Model outputs a single prediction instead of predictions for whole batch

I defined a simple convolutional model to try something.
Unfortunately, I can’t figure out why the following only outputs a single prediction instead of a vector of predictions with size batch_size.

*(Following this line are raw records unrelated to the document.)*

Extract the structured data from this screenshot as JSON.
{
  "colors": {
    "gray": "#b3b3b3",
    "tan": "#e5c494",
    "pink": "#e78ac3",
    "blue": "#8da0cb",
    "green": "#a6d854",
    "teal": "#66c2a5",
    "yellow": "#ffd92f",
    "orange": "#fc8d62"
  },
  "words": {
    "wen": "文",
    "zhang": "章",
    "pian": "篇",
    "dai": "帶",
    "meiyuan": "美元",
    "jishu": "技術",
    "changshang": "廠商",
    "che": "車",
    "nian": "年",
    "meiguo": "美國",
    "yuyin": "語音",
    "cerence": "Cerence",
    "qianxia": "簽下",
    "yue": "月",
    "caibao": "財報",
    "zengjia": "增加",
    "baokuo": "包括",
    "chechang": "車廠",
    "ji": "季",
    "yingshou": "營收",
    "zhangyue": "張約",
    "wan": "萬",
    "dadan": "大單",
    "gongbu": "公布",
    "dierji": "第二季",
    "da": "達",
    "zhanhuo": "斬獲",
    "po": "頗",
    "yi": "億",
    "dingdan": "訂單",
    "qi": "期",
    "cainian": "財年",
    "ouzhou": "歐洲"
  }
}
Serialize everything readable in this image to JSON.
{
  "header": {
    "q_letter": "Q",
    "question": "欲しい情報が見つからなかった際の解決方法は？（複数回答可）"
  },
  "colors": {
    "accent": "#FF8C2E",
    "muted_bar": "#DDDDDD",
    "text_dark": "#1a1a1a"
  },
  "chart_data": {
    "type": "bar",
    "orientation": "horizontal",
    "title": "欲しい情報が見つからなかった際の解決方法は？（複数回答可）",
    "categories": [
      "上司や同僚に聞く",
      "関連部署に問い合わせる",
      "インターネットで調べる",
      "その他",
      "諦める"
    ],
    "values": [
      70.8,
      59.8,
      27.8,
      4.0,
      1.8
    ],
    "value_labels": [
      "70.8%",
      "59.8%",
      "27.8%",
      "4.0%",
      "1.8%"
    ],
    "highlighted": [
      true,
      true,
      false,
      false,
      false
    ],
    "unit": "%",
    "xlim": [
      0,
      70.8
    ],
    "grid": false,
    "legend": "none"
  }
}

class ShapeNet(LightningModule):

  def __init__(self, in_channels=1, hidden_dim=16, n_classes=3, lr = 0.0001):

    self.lr = lr

    super(ShapeNet, self).__init__()

    self.convolution = nn.Sequential(OrderedDict([

        ("conv1", self.conv_block(in_channels, hidden_dim)),

        ("conv2",self.conv_block(hidden_dim, hidden_dim * 2)),

        ("final_conv",self.conv_block(hidden_dim * 2, 1, final_layer=True)),

    ]))

    self.fc = nn.Sequential(OrderedDict([

        ("fc", nn.Linear(in_features = 3136, out_features = n_classes)),

        ("softmax", nn.Sigmoid())                        

    ]))

   

  def conv_block(self, in_channels, out_channels, kernel_size = 3, stride = 2, final_layer=False):

    if not final_layer:

            return nn.Sequential(OrderedDict([

                ("Conv2d", nn.Conv2d(in_channels, out_channels, kernel_size, stride)),

                ("BatchNorm", nn.BatchNorm2d(out_channels)),

                ("MaxPool", nn.MaxPool2d(kernel_size=(2, 2), stride=(2, 2))),

                ("LeakyRelu", nn.LeakyReLU(0.2, inplace=True))

            ])

            )

    else: 

        return nn.Sequential(OrderedDict([

            ("final", nn.Conv2d(in_channels, out_channels, kernel_size, stride))

        ])

        )

  def forward(self, x):

    # pass the input through our first set of CONV => RELU =>

    # POOL layers

    x = self.convolution(x.float())

    x = flatten(x)

    x = self.fc(x)

    return x

Would someone be able to tell me where I’m going wrong here?

when I call model(x) with x being of shape(batch_size, 1, width, height)
I’d expect a vector of predictions of shape (batch_size, n_classes).
But I only get (n_classes)

thanks in advance!

I figured it out, coming from tensorflow I had thought that flatten will keep batch_size, but I needed to pass the argument start_dim = 1.